Another early adopter was the department store heavyweight Shin Kong Mitsukoshi, which opened its beauty STAGE online store in June 2017. Favouring an online‑to‑offline (O2O) business model, integrating online and offline services, it has also launched a successful membership rewards campaign. Overall, it has tended to focus on services and products for women, notably cosmetics, healthcare, fragrances, fitness and hair / beauty items, with 70% of its customer base said to be in the 18‑34 age group.
For 2021 as a whole, the company is projecting a 10‑fold increase in revenue for beauty STAGE which will see it delivering some 3% of Shin Kong Mitsukoshi’s total income. In 2020, meanwhile, the Shin Kong Mitsukoshi group generated NT$80.7 billion in total revenue, with that figure expected to exceed NT$82.1 billion in the current year.
Coming a little later to the game, Far Eastern Online was rolled out by the Far Eastern Department Store in April 2018. Prior to this, the company had operated online primarily via FriDay, a subsidiary of Far Eastern Group, its ultimate parent company. Detailing its current strategy, Nancy Hsu, the President of Far Eastern Department Stores, said: “As we have come to accept that O2O is an irreversible trend, we have positioned Far Eastern Online as an extension of our physical sales channels, while looking to extend our customer base and make the best use of our existing client database.
In 2020, the Far Eastern Department Store’s annual revenue soared to NT$46.6 billion, overtaking Far Eastern SOGO and becoming the second‑largest department store in Taiwan. It is anticipated that its total revenue will exceed NT$47 billion this year.
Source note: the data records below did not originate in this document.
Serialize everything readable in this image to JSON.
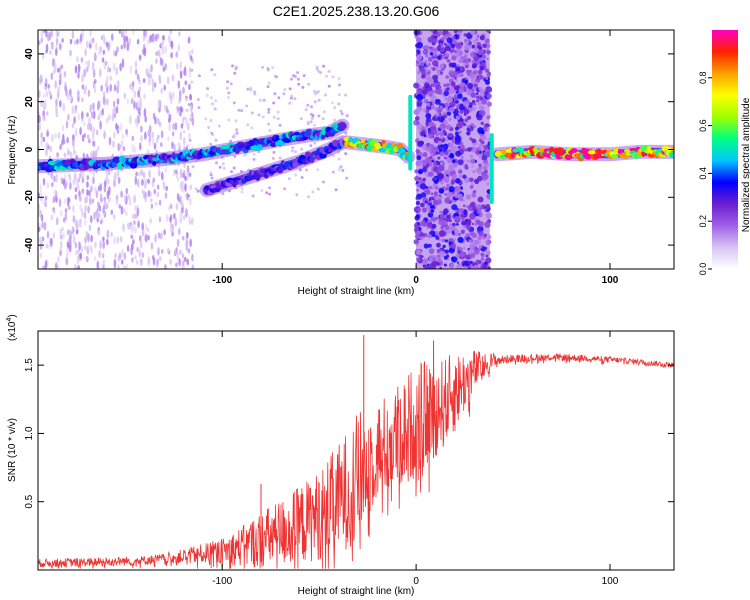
{
  "title": "C2E1.2025.238.13.20.G06",
  "chart_data": [
    {
      "type": "heatmap",
      "name": "spectrogram",
      "xlabel": "Height of straight line (km)",
      "ylabel": "Frequency (Hz)",
      "xlim": [
        -195,
        133
      ],
      "ylim": [
        -50,
        50
      ],
      "xticks": [
        -100,
        0,
        100
      ],
      "xtick_labels": [
        "-100",
        "0",
        "100"
      ],
      "yticks": [
        -40,
        -20,
        0,
        20,
        40
      ],
      "ytick_labels": [
        "-40",
        "-20",
        "0",
        "20",
        "40"
      ],
      "colorbar": {
        "label": "Normalized spectral amplitude",
        "range": [
          0.0,
          1.0
        ],
        "ticks": [
          0.0,
          0.2,
          0.4,
          0.6,
          0.8
        ],
        "tick_labels": [
          "0.0",
          "0.2",
          "0.4",
          "0.6",
          "0.8"
        ],
        "colors": [
          "#ffffff",
          "#d8c4f4",
          "#a060e8",
          "#6a1fd0",
          "#0000ff",
          "#00c8ff",
          "#00ff80",
          "#a0ff00",
          "#ffff00",
          "#ffa000",
          "#ff2000",
          "#ff00c0"
        ]
      },
      "ridges": [
        {
          "name": "main trace",
          "points": [
            [
              -195,
              -7
            ],
            [
              -160,
              -6
            ],
            [
              -130,
              -4
            ],
            [
              -110,
              -2
            ],
            [
              -90,
              1
            ],
            [
              -70,
              4
            ],
            [
              -55,
              6
            ],
            [
              -45,
              7
            ],
            [
              -38,
              10
            ]
          ],
          "amplitude": 0.45
        },
        {
          "name": "lower branch",
          "points": [
            [
              -108,
              -17
            ],
            [
              -80,
              -10
            ],
            [
              -60,
              -5
            ],
            [
              -45,
              0
            ],
            [
              -38,
              3
            ]
          ],
          "amplitude": 0.35
        },
        {
          "name": "near-zero segment",
          "points": [
            [
              -36,
              3
            ],
            [
              -25,
              2
            ],
            [
              -15,
              1
            ],
            [
              -8,
              0
            ],
            [
              -4,
              -3
            ]
          ],
          "amplitude": 0.8
        },
        {
          "name": "post-gap trace",
          "points": [
            [
              42,
              -2
            ],
            [
              60,
              -1
            ],
            [
              80,
              -2
            ],
            [
              100,
              -2
            ],
            [
              115,
              -1
            ],
            [
              133,
              -1
            ]
          ],
          "amplitude": 0.9
        }
      ],
      "noise_band": {
        "x_range": [
          0,
          38
        ],
        "amplitude": 0.3
      }
    },
    {
      "type": "line",
      "name": "snr",
      "xlabel": "Height of straight line (km)",
      "ylabel": "SNR (10 * v/v)",
      "y_multiplier": "(x10",
      "y_multiplier_exp": "4",
      "y_multiplier_close": ")",
      "xlim": [
        -195,
        133
      ],
      "ylim": [
        0,
        1.75
      ],
      "xticks": [
        -100,
        0,
        100
      ],
      "xtick_labels": [
        "-100",
        "0",
        "100"
      ],
      "yticks": [
        0.5,
        1.0,
        1.5
      ],
      "ytick_labels": [
        "0.5",
        "1.0",
        "1.5"
      ],
      "color": "#ee3333",
      "trend": [
        [
          -195,
          0.05
        ],
        [
          -160,
          0.06
        ],
        [
          -140,
          0.07
        ],
        [
          -120,
          0.1
        ],
        [
          -100,
          0.14
        ],
        [
          -90,
          0.17
        ],
        [
          -80,
          0.22
        ],
        [
          -70,
          0.27
        ],
        [
          -60,
          0.33
        ],
        [
          -50,
          0.4
        ],
        [
          -40,
          0.52
        ],
        [
          -35,
          0.6
        ],
        [
          -30,
          0.68
        ],
        [
          -25,
          0.78
        ],
        [
          -20,
          0.88
        ],
        [
          -15,
          0.92
        ],
        [
          -10,
          0.97
        ],
        [
          -5,
          1.03
        ],
        [
          0,
          1.1
        ],
        [
          5,
          1.14
        ],
        [
          10,
          1.18
        ],
        [
          15,
          1.23
        ],
        [
          20,
          1.3
        ],
        [
          25,
          1.38
        ],
        [
          30,
          1.46
        ],
        [
          35,
          1.5
        ],
        [
          40,
          1.53
        ],
        [
          50,
          1.55
        ],
        [
          70,
          1.56
        ],
        [
          90,
          1.55
        ],
        [
          110,
          1.53
        ],
        [
          133,
          1.5
        ]
      ],
      "noise_amp": [
        [
          -195,
          0.05
        ],
        [
          -130,
          0.06
        ],
        [
          -100,
          0.15
        ],
        [
          -80,
          0.35
        ],
        [
          -50,
          0.55
        ],
        [
          -30,
          0.8
        ],
        [
          -20,
          0.6
        ],
        [
          0,
          0.7
        ],
        [
          20,
          0.5
        ],
        [
          35,
          0.15
        ],
        [
          45,
          0.05
        ],
        [
          133,
          0.03
        ]
      ],
      "spikes": [
        [
          -27,
          1.72
        ],
        [
          9,
          1.68
        ],
        [
          -80,
          0.63
        ]
      ]
    }
  ]
}
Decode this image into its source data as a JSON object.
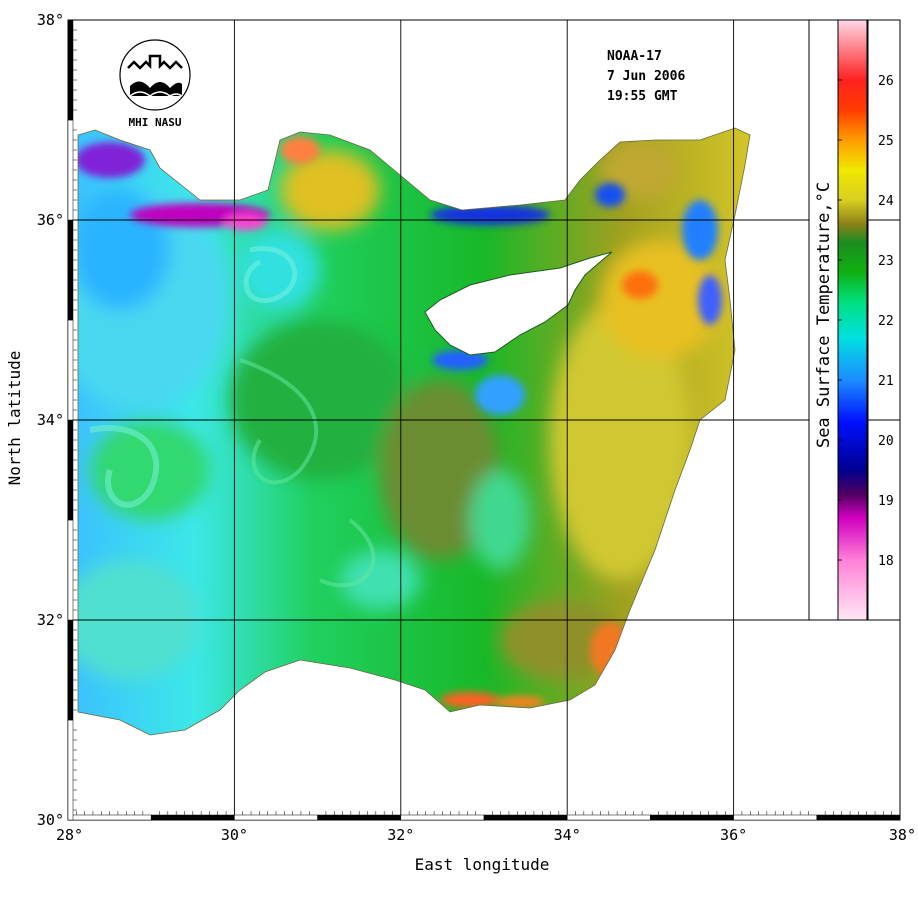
{
  "satellite": "NOAA-17",
  "date": "7 Jun 2006",
  "time": "19:55 GMT",
  "logo_text": "MHI NASU",
  "x_axis": {
    "title": "East longitude",
    "min": 28,
    "max": 38,
    "ticks": [
      {
        "value": 28,
        "label": "28°"
      },
      {
        "value": 30,
        "label": "30°"
      },
      {
        "value": 32,
        "label": "32°"
      },
      {
        "value": 34,
        "label": "34°"
      },
      {
        "value": 36,
        "label": "36°"
      },
      {
        "value": 38,
        "label": "38°"
      }
    ]
  },
  "y_axis": {
    "title": "North latitude",
    "min": 30,
    "max": 38,
    "ticks": [
      {
        "value": 30,
        "label": "30°"
      },
      {
        "value": 32,
        "label": "32°"
      },
      {
        "value": 34,
        "label": "34°"
      },
      {
        "value": 36,
        "label": "36°"
      },
      {
        "value": 38,
        "label": "38°"
      }
    ]
  },
  "colorbar": {
    "title": "Sea Surface Temperature,°C",
    "min": 17,
    "max": 27,
    "ticks": [
      {
        "value": 18,
        "label": "18"
      },
      {
        "value": 19,
        "label": "19"
      },
      {
        "value": 20,
        "label": "20"
      },
      {
        "value": 21,
        "label": "21"
      },
      {
        "value": 22,
        "label": "22"
      },
      {
        "value": 23,
        "label": "23"
      },
      {
        "value": 24,
        "label": "24"
      },
      {
        "value": 25,
        "label": "25"
      },
      {
        "value": 26,
        "label": "26"
      }
    ],
    "stops": [
      {
        "value": 17.0,
        "color": "#ffe8f4"
      },
      {
        "value": 18.0,
        "color": "#ff80d8"
      },
      {
        "value": 18.7,
        "color": "#d000c0"
      },
      {
        "value": 19.1,
        "color": "#500060"
      },
      {
        "value": 19.5,
        "color": "#000090"
      },
      {
        "value": 20.3,
        "color": "#0010ff"
      },
      {
        "value": 21.0,
        "color": "#1c8cff"
      },
      {
        "value": 21.7,
        "color": "#00e0e0"
      },
      {
        "value": 22.3,
        "color": "#00e080"
      },
      {
        "value": 22.8,
        "color": "#10b010"
      },
      {
        "value": 23.3,
        "color": "#1c8c20"
      },
      {
        "value": 23.6,
        "color": "#8c8018"
      },
      {
        "value": 24.0,
        "color": "#d8d020"
      },
      {
        "value": 24.5,
        "color": "#f0e800"
      },
      {
        "value": 25.0,
        "color": "#ff9c00"
      },
      {
        "value": 25.5,
        "color": "#ff3c00"
      },
      {
        "value": 26.0,
        "color": "#ff2020"
      },
      {
        "value": 27.0,
        "color": "#ffd8e8"
      }
    ]
  }
}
In terms of the most recent digital debuts, the fast‑growing Breeze Center launched BREEZEONLINE in November last year. Similarly, Kaohsiung’s iconic Hanshin Department Store has recently set up its own dedicated website and app, although it had been utilising a third‑party e‑commerce platform for a number of years.
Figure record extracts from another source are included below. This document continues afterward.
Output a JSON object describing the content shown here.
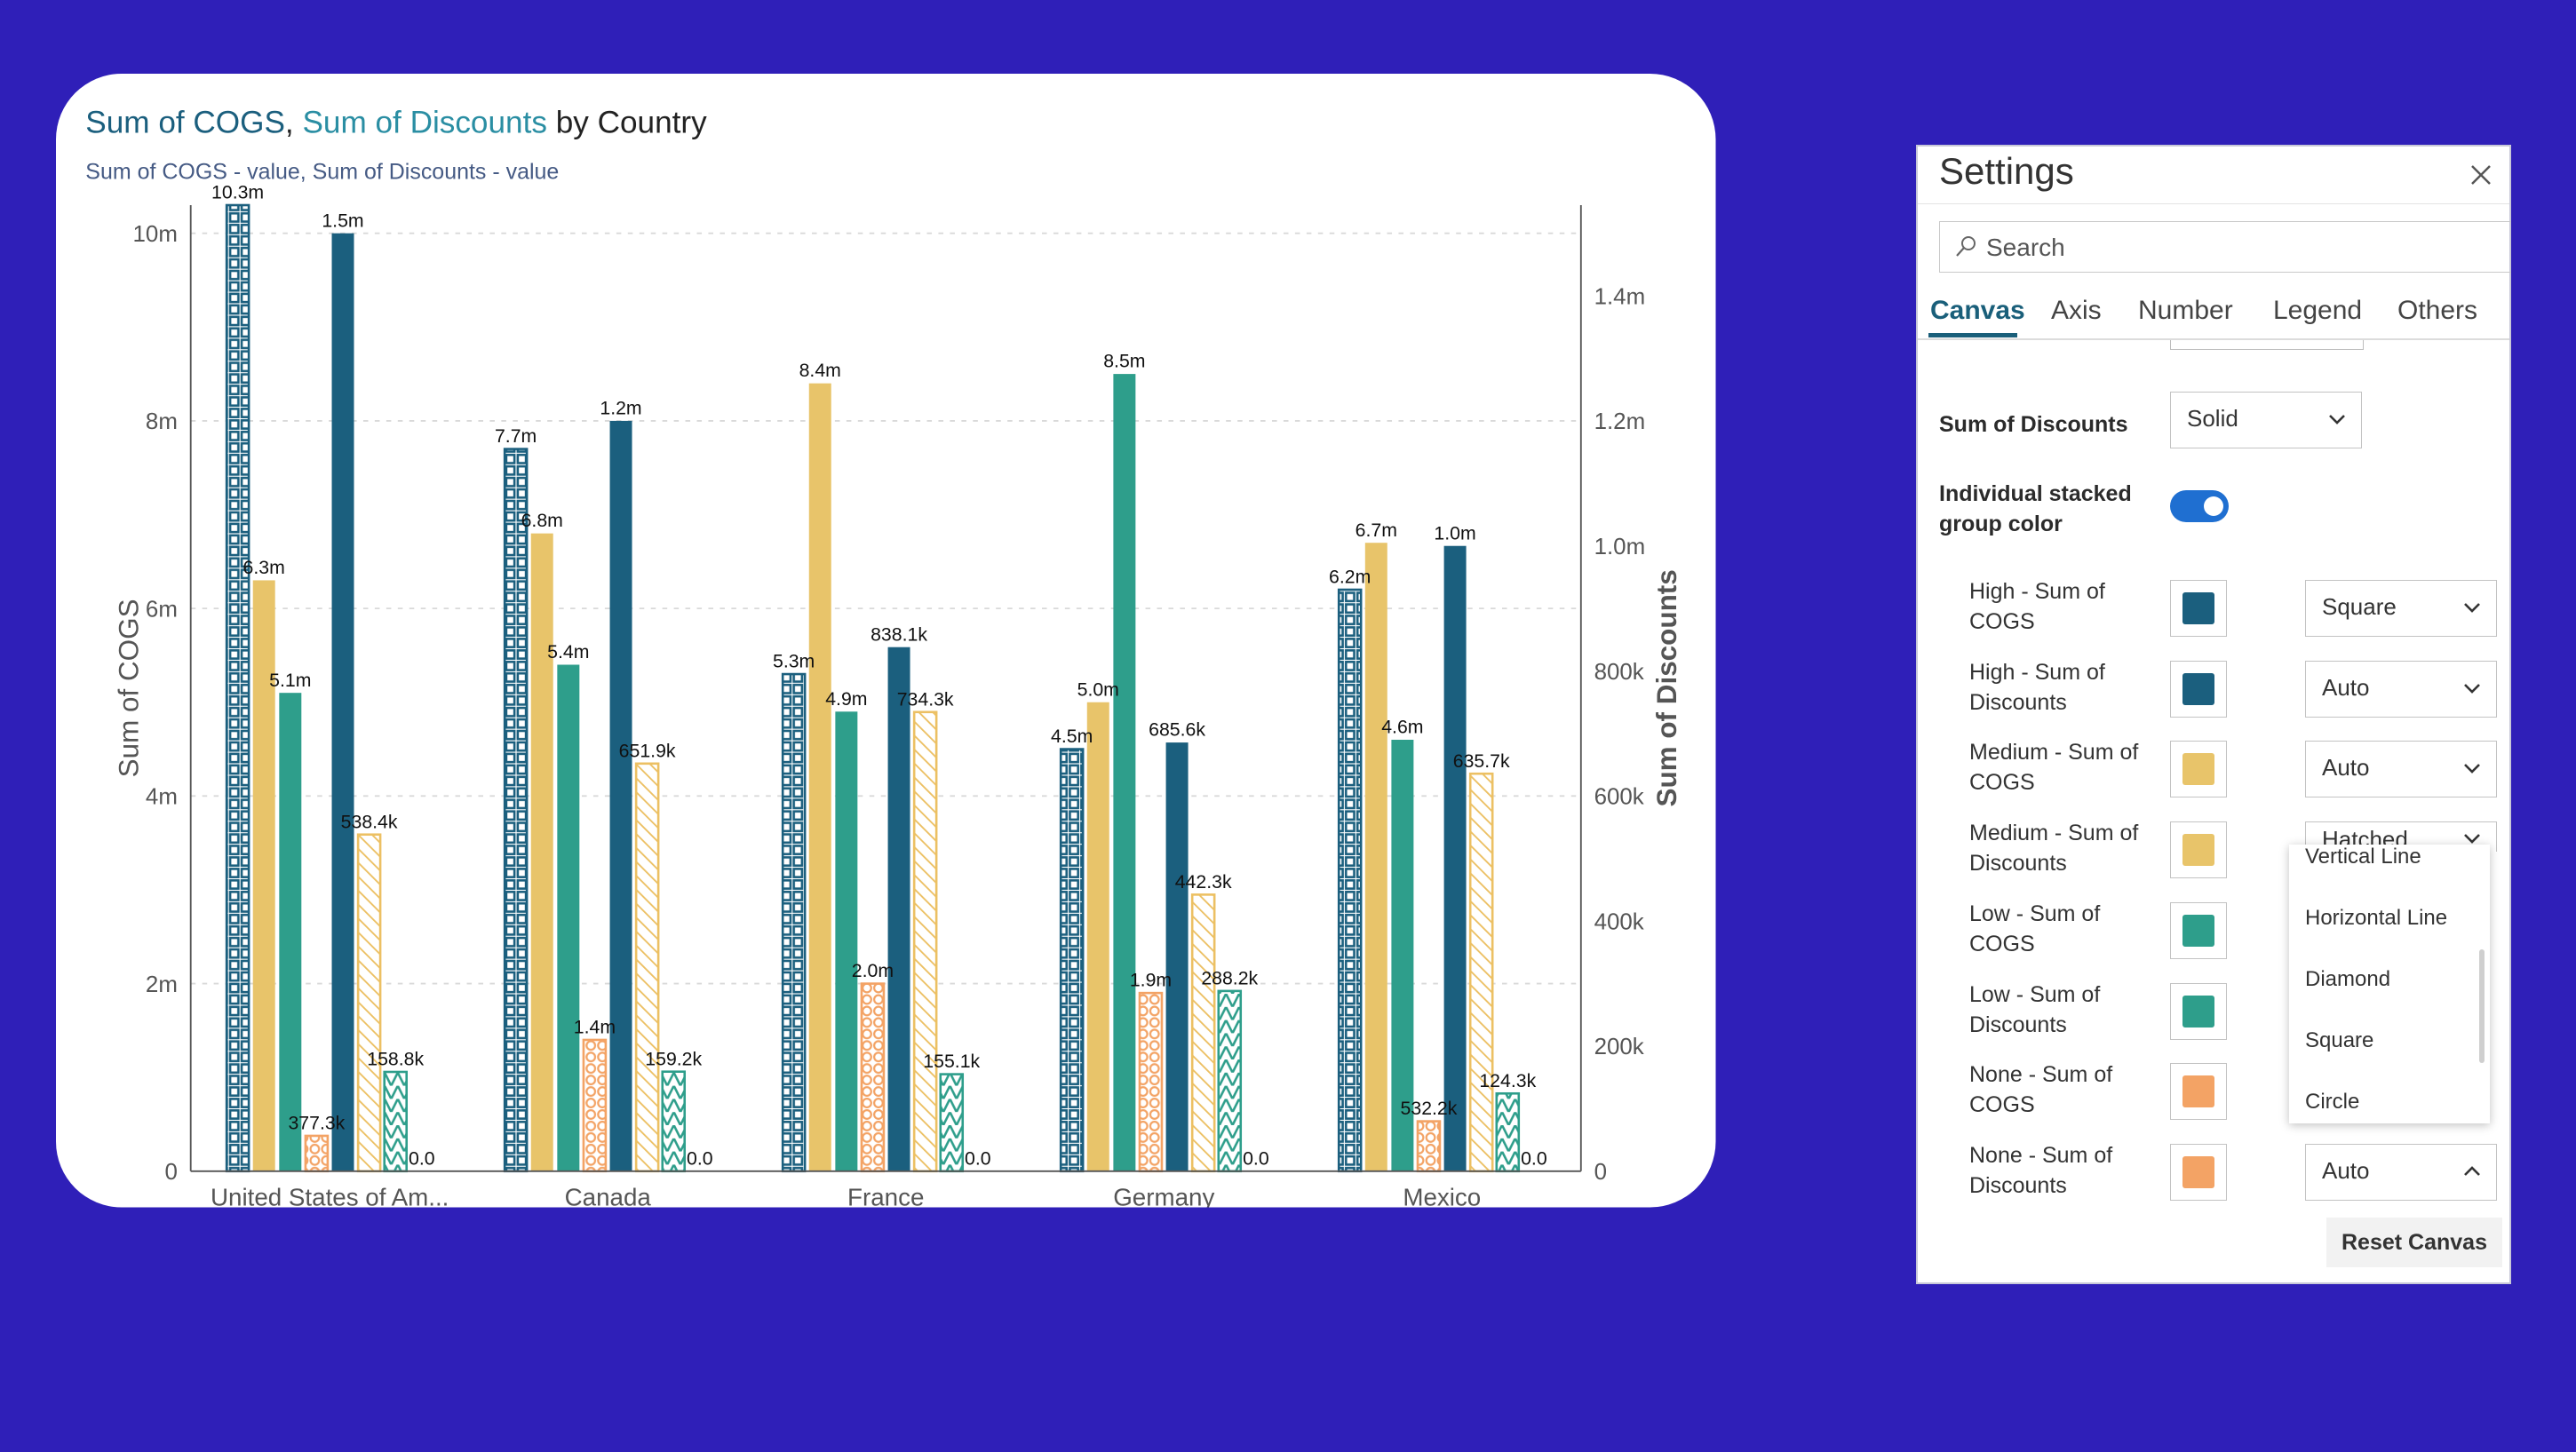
{
  "colors": {
    "high": "#1b5f7e",
    "medium": "#e8c46a",
    "low": "#2e9e8b",
    "none": "#f3a365",
    "stroke_med_hatch": "#ecc063"
  },
  "chart_data": {
    "type": "bar",
    "title_parts": [
      "Sum of COGS",
      ", ",
      "Sum of Discounts",
      " by Country"
    ],
    "subtitle": "Sum of COGS - value, Sum of Discounts - value",
    "ylabel_left": "Sum of COGS",
    "ylabel_right": "Sum of Discounts",
    "ylim_left": [
      0,
      10300000
    ],
    "ylim_right": [
      0,
      1545000
    ],
    "yticks_left": [
      {
        "v": 0,
        "label": "0"
      },
      {
        "v": 2000000,
        "label": "2m"
      },
      {
        "v": 4000000,
        "label": "4m"
      },
      {
        "v": 6000000,
        "label": "6m"
      },
      {
        "v": 8000000,
        "label": "8m"
      },
      {
        "v": 10000000,
        "label": "10m"
      }
    ],
    "yticks_right": [
      {
        "v": 0,
        "label": "0"
      },
      {
        "v": 200000,
        "label": "200k"
      },
      {
        "v": 400000,
        "label": "400k"
      },
      {
        "v": 600000,
        "label": "600k"
      },
      {
        "v": 800000,
        "label": "800k"
      },
      {
        "v": 1000000,
        "label": "1.0m"
      },
      {
        "v": 1200000,
        "label": "1.2m"
      },
      {
        "v": 1400000,
        "label": "1.4m"
      }
    ],
    "grid": true,
    "categories": [
      "United States of Am...",
      "Canada",
      "France",
      "Germany",
      "Mexico"
    ],
    "series": [
      {
        "name": "High - Sum of COGS",
        "axis": "left",
        "color": "#1b5f7e",
        "pattern": "square",
        "values": [
          10300000,
          7700000,
          5300000,
          4500000,
          6200000
        ],
        "labels": [
          "10.3m",
          "7.7m",
          "5.3m",
          "4.5m",
          "6.2m"
        ]
      },
      {
        "name": "Medium - Sum of COGS",
        "axis": "left",
        "color": "#e8c46a",
        "pattern": "solid",
        "values": [
          6300000,
          6800000,
          8400000,
          5000000,
          6700000
        ],
        "labels": [
          "6.3m",
          "6.8m",
          "8.4m",
          "5.0m",
          "6.7m"
        ]
      },
      {
        "name": "Low - Sum of COGS",
        "axis": "left",
        "color": "#2e9e8b",
        "pattern": "solid",
        "values": [
          5100000,
          5400000,
          4900000,
          8500000,
          4600000
        ],
        "labels": [
          "5.1m",
          "5.4m",
          "4.9m",
          "8.5m",
          "4.6m"
        ]
      },
      {
        "name": "None - Sum of COGS",
        "axis": "left",
        "color": "#f3a365",
        "pattern": "circle",
        "values": [
          377300,
          1400000,
          2000000,
          1900000,
          532200
        ],
        "labels": [
          "377.3k",
          "1.4m",
          "2.0m",
          "1.9m",
          "532.2k"
        ]
      },
      {
        "name": "High - Sum of Discounts",
        "axis": "right",
        "color": "#1b5f7e",
        "pattern": "solid",
        "values": [
          1500000,
          1200000,
          838100,
          685600,
          1000000
        ],
        "labels": [
          "1.5m",
          "1.2m",
          "838.1k",
          "685.6k",
          "1.0m"
        ]
      },
      {
        "name": "Medium - Sum of Discounts",
        "axis": "right",
        "color": "#ecc063",
        "pattern": "hatched",
        "values": [
          538400,
          651900,
          734300,
          442300,
          635700
        ],
        "labels": [
          "538.4k",
          "651.9k",
          "734.3k",
          "442.3k",
          "635.7k"
        ]
      },
      {
        "name": "Low - Sum of Discounts",
        "axis": "right",
        "color": "#2e9e8b",
        "pattern": "zigzag",
        "values": [
          158800,
          159200,
          155100,
          288200,
          124300
        ],
        "labels": [
          "158.8k",
          "159.2k",
          "155.1k",
          "288.2k",
          "124.3k"
        ]
      },
      {
        "name": "None - Sum of Discounts",
        "axis": "right",
        "color": "#f3a365",
        "pattern": "solid",
        "values": [
          0,
          0,
          0,
          0,
          0
        ],
        "labels": [
          "0.0",
          "0.0",
          "0.0",
          "0.0",
          "0.0"
        ]
      }
    ]
  },
  "settings": {
    "title": "Settings",
    "close_icon": "close-icon",
    "search_placeholder": "Search",
    "tabs": [
      "Canvas",
      "Axis",
      "Number",
      "Legend",
      "Others"
    ],
    "active_tab": "Canvas",
    "sum_of_discounts_label": "Sum of Discounts",
    "sum_of_discounts_value": "Solid",
    "individual_label_1": "Individual stacked",
    "individual_label_2": "group color",
    "individual_on": true,
    "rows": [
      {
        "l1": "High - Sum of",
        "l2": "COGS",
        "color": "#1b5f7e",
        "style": "Square"
      },
      {
        "l1": "High - Sum of",
        "l2": "Discounts",
        "color": "#1b5f7e",
        "style": "Auto"
      },
      {
        "l1": "Medium - Sum of",
        "l2": "COGS",
        "color": "#e8c46a",
        "style": "Auto"
      },
      {
        "l1": "Medium - Sum of",
        "l2": "Discounts",
        "color": "#e8c46a",
        "style": "Hatched"
      },
      {
        "l1": "Low - Sum of",
        "l2": "COGS",
        "color": "#2e9e8b",
        "style": ""
      },
      {
        "l1": "Low - Sum of",
        "l2": "Discounts",
        "color": "#2e9e8b",
        "style": ""
      },
      {
        "l1": "None - Sum of",
        "l2": "COGS",
        "color": "#f3a365",
        "style": ""
      },
      {
        "l1": "None - Sum of",
        "l2": "Discounts",
        "color": "#f3a365",
        "style": "Auto"
      }
    ],
    "menu_options": [
      "Vertical Line",
      "Horizontal Line",
      "Diamond",
      "Square",
      "Circle"
    ],
    "reset_label": "Reset Canvas"
  }
}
While many of Taiwan’s department stores are relative newcomers to online trading, with digital profits accordingly well below those accruing from their more traditional revenue sources, they are clearly at something of a crossroads. With the COVID-19 outbreak having accelerated their embrace of a more hybrid online‑offline sales model, it is likely that the rate of change will become ever more rapid. The question now is when – not if – online sales overtake their conventional counterpart as the biggest contributor to the bottom line of many of the territory’s longest‑established department store operators.